Consider asking for help

Focusing on yourself is an ongoing process, and it is not unusual to encounter challenges on your journey. If you’re struggling with certain parts of self-focus, you may want to consider contacting a therapist or other mental health professional for assistance. It’s not always easy to focus on self-improvement and growth, and a therapist could help you achieve better self-understanding, set achievable goals, and relate your newfound growth back to your relationship. 

You might want to consider giving online therapy a shot. You can attend online therapy from your home without worrying about traveling to an office to meet with your therapist. Online therapists have the same training and credentials as traditional therapists. They also use the same evidence-based techniques, like cognitive-behavioral therapy, which is a well-supported technique that helps you change your thoughts, feelings, and behaviors. 
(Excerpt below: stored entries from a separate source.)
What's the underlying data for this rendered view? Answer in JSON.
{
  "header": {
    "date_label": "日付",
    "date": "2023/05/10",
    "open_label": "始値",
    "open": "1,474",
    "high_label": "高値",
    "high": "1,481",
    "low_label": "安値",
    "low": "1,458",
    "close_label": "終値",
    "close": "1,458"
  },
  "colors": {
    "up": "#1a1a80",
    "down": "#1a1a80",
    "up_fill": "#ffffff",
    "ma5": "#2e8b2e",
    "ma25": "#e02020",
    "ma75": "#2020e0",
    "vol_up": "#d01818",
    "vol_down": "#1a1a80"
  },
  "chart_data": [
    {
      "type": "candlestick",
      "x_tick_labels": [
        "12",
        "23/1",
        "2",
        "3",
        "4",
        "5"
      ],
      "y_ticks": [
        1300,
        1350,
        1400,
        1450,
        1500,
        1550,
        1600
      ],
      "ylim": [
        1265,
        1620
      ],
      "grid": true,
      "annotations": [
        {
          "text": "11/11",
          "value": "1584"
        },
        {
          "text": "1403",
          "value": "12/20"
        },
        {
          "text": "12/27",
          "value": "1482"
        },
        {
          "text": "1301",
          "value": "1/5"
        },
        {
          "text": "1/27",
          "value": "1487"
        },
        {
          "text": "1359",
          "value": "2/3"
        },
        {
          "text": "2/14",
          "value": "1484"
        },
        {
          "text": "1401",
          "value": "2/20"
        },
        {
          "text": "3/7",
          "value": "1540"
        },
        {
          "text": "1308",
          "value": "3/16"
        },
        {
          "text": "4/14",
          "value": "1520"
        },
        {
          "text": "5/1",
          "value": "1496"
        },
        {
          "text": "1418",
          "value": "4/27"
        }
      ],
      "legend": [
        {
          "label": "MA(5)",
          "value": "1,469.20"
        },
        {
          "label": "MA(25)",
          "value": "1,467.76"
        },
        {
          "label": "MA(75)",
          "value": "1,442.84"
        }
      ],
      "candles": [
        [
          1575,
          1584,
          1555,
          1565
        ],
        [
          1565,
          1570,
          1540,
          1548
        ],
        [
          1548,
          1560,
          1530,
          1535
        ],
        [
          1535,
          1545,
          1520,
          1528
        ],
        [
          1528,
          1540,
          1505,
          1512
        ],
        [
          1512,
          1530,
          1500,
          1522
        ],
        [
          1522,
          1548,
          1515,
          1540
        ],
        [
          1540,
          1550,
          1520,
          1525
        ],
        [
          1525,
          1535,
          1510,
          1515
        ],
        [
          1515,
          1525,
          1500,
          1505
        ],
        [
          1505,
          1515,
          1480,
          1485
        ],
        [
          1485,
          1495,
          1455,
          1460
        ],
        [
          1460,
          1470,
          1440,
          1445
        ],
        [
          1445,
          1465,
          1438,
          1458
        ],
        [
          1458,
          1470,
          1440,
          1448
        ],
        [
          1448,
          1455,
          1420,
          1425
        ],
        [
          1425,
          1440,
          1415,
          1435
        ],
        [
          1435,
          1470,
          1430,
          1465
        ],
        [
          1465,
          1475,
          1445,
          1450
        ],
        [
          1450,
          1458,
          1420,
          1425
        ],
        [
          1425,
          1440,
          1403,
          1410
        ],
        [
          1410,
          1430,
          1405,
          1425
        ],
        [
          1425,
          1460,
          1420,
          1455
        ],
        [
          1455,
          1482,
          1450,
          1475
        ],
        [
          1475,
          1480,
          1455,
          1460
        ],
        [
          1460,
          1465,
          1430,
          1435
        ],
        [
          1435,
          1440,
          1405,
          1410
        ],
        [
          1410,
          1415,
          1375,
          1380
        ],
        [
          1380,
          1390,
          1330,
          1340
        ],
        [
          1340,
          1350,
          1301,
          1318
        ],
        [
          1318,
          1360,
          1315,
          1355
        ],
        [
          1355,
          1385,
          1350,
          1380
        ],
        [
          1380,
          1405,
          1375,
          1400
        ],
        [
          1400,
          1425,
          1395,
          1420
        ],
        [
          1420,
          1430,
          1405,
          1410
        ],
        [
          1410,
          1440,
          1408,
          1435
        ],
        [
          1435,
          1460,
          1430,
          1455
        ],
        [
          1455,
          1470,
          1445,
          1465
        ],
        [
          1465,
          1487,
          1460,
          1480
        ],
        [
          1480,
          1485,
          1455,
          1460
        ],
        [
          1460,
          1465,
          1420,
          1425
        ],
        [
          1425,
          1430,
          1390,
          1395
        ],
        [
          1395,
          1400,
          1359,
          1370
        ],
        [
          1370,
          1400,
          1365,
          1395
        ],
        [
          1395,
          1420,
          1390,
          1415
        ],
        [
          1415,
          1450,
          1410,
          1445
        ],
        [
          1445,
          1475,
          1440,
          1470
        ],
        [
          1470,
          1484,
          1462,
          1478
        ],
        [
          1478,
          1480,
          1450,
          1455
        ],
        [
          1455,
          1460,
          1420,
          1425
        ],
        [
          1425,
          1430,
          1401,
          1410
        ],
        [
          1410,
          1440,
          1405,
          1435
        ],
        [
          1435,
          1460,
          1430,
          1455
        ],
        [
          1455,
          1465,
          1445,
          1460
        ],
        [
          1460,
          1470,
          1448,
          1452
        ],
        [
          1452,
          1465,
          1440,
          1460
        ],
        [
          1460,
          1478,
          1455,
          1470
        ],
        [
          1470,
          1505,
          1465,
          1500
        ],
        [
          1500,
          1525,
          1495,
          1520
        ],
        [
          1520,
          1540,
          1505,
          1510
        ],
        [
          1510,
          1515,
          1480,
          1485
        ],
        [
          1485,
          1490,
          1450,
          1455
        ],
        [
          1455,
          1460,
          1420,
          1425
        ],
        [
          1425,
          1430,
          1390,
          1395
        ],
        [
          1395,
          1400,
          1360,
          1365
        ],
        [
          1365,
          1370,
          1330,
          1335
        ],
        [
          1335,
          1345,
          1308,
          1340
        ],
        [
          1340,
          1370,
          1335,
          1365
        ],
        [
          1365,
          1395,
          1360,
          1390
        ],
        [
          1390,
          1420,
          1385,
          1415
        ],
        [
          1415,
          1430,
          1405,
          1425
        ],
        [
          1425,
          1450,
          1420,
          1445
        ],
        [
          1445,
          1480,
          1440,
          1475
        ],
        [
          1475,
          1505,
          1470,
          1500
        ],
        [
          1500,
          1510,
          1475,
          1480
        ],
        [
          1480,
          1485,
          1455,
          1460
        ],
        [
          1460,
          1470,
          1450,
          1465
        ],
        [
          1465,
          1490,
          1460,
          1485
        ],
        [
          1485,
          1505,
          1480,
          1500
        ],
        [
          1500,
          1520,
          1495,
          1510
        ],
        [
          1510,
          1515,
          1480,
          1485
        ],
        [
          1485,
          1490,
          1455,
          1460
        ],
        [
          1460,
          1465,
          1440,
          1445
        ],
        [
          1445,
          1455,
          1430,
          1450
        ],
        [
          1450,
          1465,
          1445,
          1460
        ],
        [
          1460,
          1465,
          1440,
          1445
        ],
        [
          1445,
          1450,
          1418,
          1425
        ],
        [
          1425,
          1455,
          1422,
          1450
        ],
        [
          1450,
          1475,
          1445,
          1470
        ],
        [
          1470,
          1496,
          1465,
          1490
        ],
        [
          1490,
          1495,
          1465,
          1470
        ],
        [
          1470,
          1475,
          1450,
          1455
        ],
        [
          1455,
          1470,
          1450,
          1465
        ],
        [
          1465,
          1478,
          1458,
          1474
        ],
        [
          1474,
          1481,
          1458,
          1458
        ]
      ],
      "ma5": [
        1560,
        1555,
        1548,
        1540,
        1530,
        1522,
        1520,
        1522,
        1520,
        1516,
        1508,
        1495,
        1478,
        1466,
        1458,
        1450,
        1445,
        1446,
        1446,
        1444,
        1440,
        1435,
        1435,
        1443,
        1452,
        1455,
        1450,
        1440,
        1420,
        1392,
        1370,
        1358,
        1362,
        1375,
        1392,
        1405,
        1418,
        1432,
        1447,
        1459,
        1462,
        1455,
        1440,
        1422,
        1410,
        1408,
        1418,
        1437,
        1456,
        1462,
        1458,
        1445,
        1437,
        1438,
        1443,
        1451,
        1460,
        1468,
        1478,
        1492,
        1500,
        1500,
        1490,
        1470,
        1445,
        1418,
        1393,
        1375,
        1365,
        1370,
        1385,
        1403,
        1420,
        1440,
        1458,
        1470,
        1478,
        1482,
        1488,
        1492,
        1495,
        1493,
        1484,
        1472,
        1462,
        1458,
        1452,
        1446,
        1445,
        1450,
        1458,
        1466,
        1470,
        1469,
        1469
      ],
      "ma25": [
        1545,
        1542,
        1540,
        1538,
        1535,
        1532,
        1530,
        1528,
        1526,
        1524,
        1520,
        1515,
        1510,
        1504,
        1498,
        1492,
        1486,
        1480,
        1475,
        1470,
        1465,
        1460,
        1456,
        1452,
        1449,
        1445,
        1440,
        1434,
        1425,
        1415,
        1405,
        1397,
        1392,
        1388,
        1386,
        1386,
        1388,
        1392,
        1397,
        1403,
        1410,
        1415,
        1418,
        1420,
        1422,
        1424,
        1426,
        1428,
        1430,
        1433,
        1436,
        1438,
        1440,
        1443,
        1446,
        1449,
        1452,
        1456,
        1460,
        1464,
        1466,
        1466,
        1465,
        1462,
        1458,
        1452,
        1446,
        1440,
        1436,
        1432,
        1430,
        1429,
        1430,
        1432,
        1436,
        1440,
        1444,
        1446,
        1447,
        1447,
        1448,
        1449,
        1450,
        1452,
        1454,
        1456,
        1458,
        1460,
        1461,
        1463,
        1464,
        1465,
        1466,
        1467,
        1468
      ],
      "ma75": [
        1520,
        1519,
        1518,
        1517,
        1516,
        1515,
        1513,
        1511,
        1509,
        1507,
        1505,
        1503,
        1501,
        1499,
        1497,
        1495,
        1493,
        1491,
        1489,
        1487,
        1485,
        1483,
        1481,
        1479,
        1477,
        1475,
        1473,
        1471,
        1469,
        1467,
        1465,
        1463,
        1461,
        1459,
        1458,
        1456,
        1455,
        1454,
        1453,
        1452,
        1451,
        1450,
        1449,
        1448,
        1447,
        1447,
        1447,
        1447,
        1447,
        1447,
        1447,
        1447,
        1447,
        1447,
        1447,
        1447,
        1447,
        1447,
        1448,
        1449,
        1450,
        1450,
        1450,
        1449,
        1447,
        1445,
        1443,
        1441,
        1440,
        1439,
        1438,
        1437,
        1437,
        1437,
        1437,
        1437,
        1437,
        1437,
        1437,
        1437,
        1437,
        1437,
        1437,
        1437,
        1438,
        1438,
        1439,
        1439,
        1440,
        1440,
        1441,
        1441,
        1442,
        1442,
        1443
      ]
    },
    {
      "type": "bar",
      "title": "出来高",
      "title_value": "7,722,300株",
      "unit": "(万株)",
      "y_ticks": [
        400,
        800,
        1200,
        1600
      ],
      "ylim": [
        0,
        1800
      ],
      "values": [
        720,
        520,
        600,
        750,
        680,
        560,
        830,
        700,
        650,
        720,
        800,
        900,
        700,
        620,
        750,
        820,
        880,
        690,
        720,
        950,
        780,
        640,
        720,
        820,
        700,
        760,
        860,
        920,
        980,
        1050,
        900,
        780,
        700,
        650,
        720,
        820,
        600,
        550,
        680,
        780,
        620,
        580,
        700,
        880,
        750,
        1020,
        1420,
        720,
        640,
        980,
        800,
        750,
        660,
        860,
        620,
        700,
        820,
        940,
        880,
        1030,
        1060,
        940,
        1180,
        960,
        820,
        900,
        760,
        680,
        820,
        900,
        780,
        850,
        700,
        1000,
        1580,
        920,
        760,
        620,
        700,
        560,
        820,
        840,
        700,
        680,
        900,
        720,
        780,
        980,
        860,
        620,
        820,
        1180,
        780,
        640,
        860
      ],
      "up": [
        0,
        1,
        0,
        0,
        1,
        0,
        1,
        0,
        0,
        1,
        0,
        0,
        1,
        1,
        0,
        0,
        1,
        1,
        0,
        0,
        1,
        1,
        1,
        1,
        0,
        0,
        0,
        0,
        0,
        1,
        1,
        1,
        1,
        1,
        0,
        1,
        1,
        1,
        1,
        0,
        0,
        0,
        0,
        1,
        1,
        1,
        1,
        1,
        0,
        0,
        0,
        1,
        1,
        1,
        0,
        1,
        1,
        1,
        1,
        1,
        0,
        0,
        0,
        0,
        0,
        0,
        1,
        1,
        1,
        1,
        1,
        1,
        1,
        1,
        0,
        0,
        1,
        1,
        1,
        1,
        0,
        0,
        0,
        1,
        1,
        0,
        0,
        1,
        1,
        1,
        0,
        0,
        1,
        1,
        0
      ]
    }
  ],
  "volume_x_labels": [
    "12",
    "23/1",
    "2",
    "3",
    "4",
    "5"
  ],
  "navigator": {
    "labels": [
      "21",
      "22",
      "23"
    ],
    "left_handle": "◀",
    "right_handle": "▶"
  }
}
Over the last few years, the number of people who use online therapy has increased drastically. That increase prompted researchers to investigate the overall effectiveness of online therapy to determine whether it works as well as in-person therapy. The results of that research suggest that online therapy, in most cases, is just as effective as traditional therapy and is likely a viable option for most. 

Takeaway

Focusing on yourself may be challenging at times, but it could significantly improve your overall well-being. That improvement may also improve your relationship by increasing your confidence and what you bring to the relationship. Focusing on yourself often means addressing negative self-talk, setting appropriate boundaries, setting achievable goals, and focusing on basic self-care. If you find it challenging to focus on yourself or feel like you are getting stuck in the process, a mental health professional can likely help.